Shs23b spent on building local capacity  to manage oil

Government and joint partners have been investing to boost the capacity of Ugandans to handle oil-related activities. Photo / File 

What you need to know:

  • The Petroleum Authority of Uganda says efforts to bolster human capital development are evident through robust training initiatives undertaken by both licensees and contractors

At least $6m (Shs22.8b) was dedicated on building the capacity of Ugandans to manage the oil and gas wealth during 2023, according to Mr Ernest Rubondo, the Petroleum Authority of Uganda executive director. 

Speaking during the first sectoral linkages conference for oil and gas sector in Kampala organised by the Petroleum Authority of Uganda, Mr Rubondo said efforts to bolster human capital development were evident through robust training initiatives undertaken by both licensees and contractors.  
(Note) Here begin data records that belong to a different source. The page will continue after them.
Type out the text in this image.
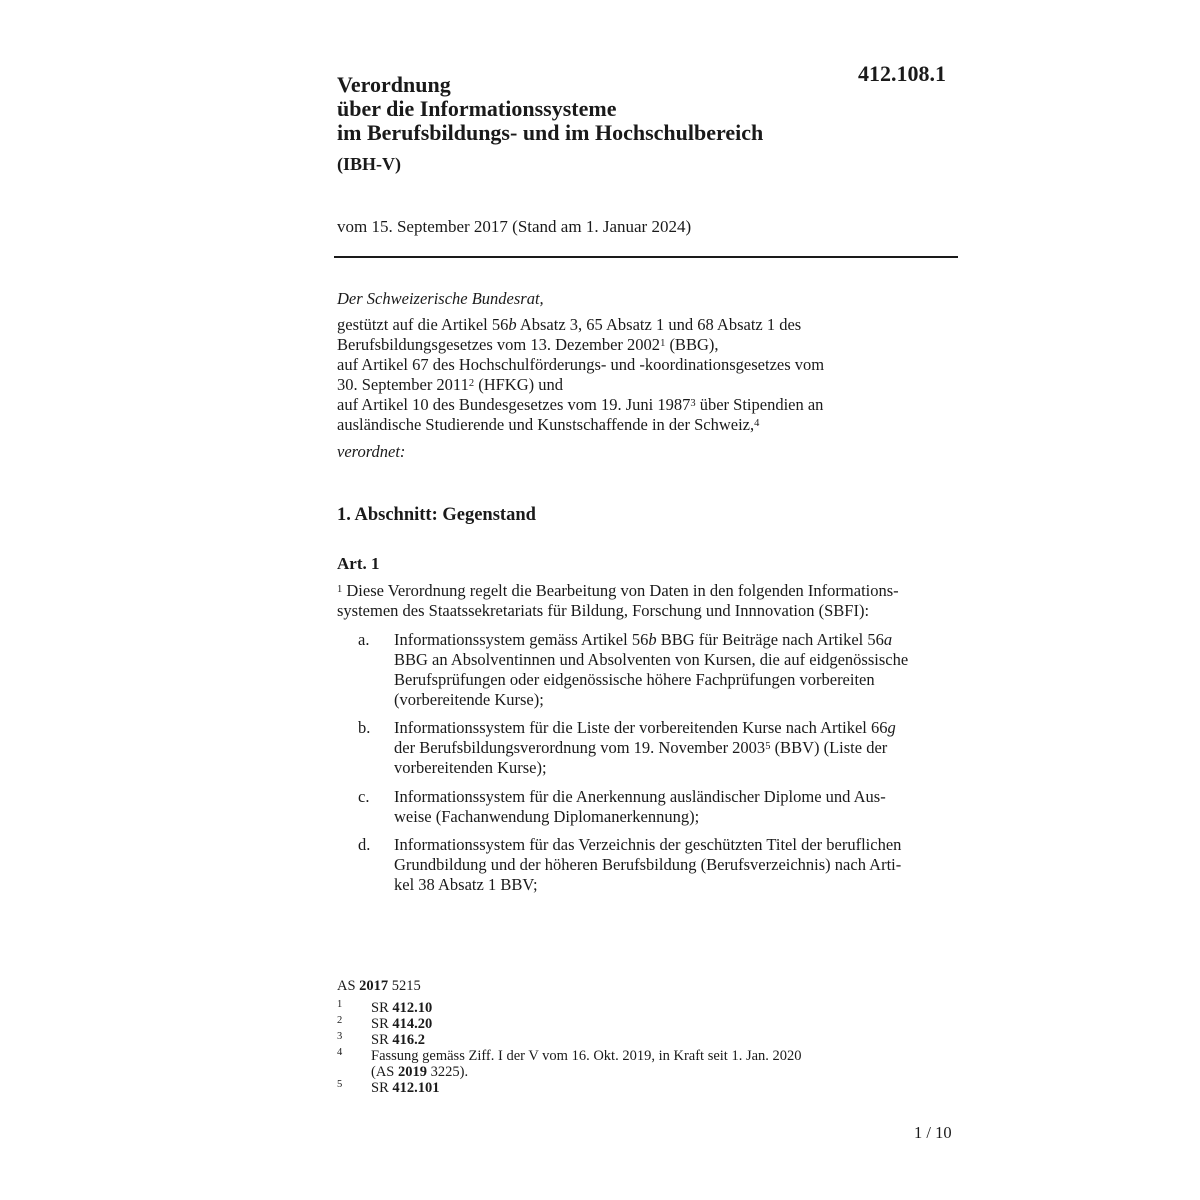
412.108.1
Verordnung
über die Informationssysteme
im Berufsbildungs- und im Hochschulbereich
(IBH-V)
vom 15. September 2017 (Stand am 1. Januar 2024)
Der Schweizerische Bundesrat,
gestützt auf die Artikel 56b Absatz 3, 65 Absatz 1 und 68 Absatz 1 des
Berufsbildungsgesetzes vom 13. Dezember 2002$^1$ (BBG),
auf Artikel 67 des Hochschulförderungs- und -koordinationsgesetzes vom
30. September 2011$^2$ (HFKG) und
auf Artikel 10 des Bundesgesetzes vom 19. Juni 1987$^3$ über Stipendien an
ausländische Studierende und Kunstschaffende in der Schweiz,$^4$
verordnet:
1. Abschnitt: Gegenstand
Art. 1
$^1$ Diese Verordnung regelt die Bearbeitung von Daten in den folgenden Informations-
systemen des Staatssekretariats für Bildung, Forschung und Innnovation (SBFI):
a. Informationssystem gemäss Artikel 56b BBG für Beiträge nach Artikel 56a
BBG an Absolventinnen und Absolventen von Kursen, die auf eidgenössische
Berufsprüfungen oder eidgenössische höhere Fachprüfungen vorbereiten
(vorbereitende Kurse);
b. Informationssystem für die Liste der vorbereitenden Kurse nach Artikel 66g
der Berufsbildungsverordnung vom 19. November 2003$^5$ (BBV) (Liste der
vorbereitenden Kurse);
c. Informationssystem für die Anerkennung ausländischer Diplome und Aus-
weise (Fachanwendung Diplomanerkennung);
d. Informationssystem für das Verzeichnis der geschützten Titel der beruflichen
Grundbildung und der höheren Berufsbildung (Berufsverzeichnis) nach Arti-
kel 38 Absatz 1 BBV;
AS 2017 5215
1 SR 412.10
2 SR 414.20
3 SR 416.2
4 Fassung gemäss Ziff. I der V vom 16. Okt. 2019, in Kraft seit 1. Jan. 2020
(AS 2019 3225).
5 SR 412.101
1 / 10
“A total expenditure of $6m was dedicated to training Ugandans across various disciplines, amounting to 417,507 man-hours in 2023,” he said, noting that capacity building among public officers had benefitted 51 individuals with training programmes, while 945 Ugandans had benefitted from internships and specialised training opportunities.

Mr Rubondo, who was responding to a request by Dr Valerie Marcel, the Chatham House associate fellow, energy, environment and resources, who had earlier urged government and oil companies to pool resources and uplift the capacity of small and medium enterprises to participate in the oil and gas sector, said the sector’s employment landscape was characterised by direct employment by licensees, contractors, and subcontractors, with a strong emphasis on engaging nationals. 

Maximising national content 

Therefore, he noted, Uganda was creating strong sectoral linkages to maximise national content in the oil and gas sector and enable diversification of the economy to ensure that the infrastructure set up for the oil and gas projects is sustained over the long term during the decline in oil and gas activities.  

“Several countries including the United Arab Emirate and Norway, among others leveraged the oil and gas sector to develop their other sectors,” he said.

Data from PAU indicates that as of March 2024, employment in the oil and gas sector stood at 13,607, 90 percent of whom were Ugandans. 

From 2021 to date, PAU has reviewed 271 contracts worth $7.162b, of which, contracts worth $1.796b, which is 25 percent, were awarded to Ugandan companies, while procurement within the sector continues to reflect a concerted effort to promote national content and enhance local participation.  

Dr Marcel said it was a common challenge for SMEs to access capital and build up skills, which calls for concerted efforts, especially from government and partner companies to pool resources and fund the activities of SMEs. 

“If SMEs are to develop capacity-wise, oil companies need to deliberately support government by contributing to a fund. Government alone cannot be efficient,” she said.